This proposal focuses on the study of geometric, analytic and information-theoretic aspects of high dimensional phenomena on the border of probability, convex geometry and analysis. One part of the project concerns the problem of rates of convergence in the entropic central limit theorem, and is devoted to obtaining new asymptotic expansions for the relative entropy with respect to the growing dimension. In other part, it is proposed to perform a systematic study of the dimensional behavior of the entropy and information for different classes of probability distributions, satisfying convexity conditions. In particular, new concentration properties of the information content will be considered for dependent high-dimensional data. It is planned to introduce and explore special positions of probability measures, responsible for correct behaviour of sums of independent summands (when the entropy power inequality can be reversed). Another part addresses the stability problem, raised by Kac and McKean, in the entropic variant of Cramer's characterization of the normal law.

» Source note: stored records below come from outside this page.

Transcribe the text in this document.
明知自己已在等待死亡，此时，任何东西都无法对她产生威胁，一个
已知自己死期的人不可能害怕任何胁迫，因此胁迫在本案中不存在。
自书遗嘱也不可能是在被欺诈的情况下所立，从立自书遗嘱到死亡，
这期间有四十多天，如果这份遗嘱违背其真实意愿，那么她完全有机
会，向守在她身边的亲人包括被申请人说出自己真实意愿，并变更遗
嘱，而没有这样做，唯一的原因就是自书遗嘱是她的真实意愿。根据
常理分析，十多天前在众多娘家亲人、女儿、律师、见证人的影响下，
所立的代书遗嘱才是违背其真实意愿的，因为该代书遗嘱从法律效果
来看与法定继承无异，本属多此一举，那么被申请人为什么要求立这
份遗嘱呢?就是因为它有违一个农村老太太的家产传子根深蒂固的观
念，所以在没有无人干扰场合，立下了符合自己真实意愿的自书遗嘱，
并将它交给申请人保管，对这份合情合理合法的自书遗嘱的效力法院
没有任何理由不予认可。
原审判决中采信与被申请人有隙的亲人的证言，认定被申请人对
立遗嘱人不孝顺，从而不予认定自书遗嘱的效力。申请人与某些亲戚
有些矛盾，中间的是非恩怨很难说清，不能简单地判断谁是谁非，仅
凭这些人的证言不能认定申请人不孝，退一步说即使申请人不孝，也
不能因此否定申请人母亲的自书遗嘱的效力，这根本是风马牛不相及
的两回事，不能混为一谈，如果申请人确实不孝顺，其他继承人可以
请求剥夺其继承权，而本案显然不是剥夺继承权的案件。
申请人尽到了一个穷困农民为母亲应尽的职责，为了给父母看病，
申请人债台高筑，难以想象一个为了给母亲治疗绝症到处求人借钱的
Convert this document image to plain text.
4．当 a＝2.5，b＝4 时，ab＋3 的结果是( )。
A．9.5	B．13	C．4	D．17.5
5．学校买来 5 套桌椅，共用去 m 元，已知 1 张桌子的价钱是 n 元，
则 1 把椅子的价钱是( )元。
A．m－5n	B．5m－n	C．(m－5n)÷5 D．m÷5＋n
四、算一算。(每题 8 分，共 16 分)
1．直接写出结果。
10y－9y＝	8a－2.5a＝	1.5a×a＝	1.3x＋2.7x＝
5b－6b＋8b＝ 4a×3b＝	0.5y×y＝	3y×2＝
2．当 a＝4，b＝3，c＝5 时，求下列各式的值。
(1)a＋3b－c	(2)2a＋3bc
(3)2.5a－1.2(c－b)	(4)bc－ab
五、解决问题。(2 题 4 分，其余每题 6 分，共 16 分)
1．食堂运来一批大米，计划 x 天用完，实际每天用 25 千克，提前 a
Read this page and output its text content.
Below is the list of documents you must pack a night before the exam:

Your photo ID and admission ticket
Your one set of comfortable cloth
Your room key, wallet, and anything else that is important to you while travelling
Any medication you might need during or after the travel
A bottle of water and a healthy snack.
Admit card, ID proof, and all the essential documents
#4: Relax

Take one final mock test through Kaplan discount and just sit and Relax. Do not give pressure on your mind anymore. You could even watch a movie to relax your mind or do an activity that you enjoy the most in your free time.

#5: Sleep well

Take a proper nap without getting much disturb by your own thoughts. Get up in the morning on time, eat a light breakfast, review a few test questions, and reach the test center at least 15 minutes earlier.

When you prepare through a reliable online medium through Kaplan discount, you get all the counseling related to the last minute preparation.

The main theme of the proposal is the development of the information-theoretic approach to high dimensional phenomena, with focus on obtaining new asymptotic bounds on the entropy and information. The study of entropy is dictated by various applications within and beyond pure mathematics. Entropy plays a key role in statistical physics (in order to capture the amount of disorder in a system), in statistics (to measure the performance of statistical estimators), in engineering and mathematical theory of communication. The proposed research also aims to provide new connections between probability, geometric functional analysis and information theory, and to demonstrate an increasing role of entropy bounds in purely mathematical fields.
An integral component of the project is the involvement and training of the graduate and undergraduate students.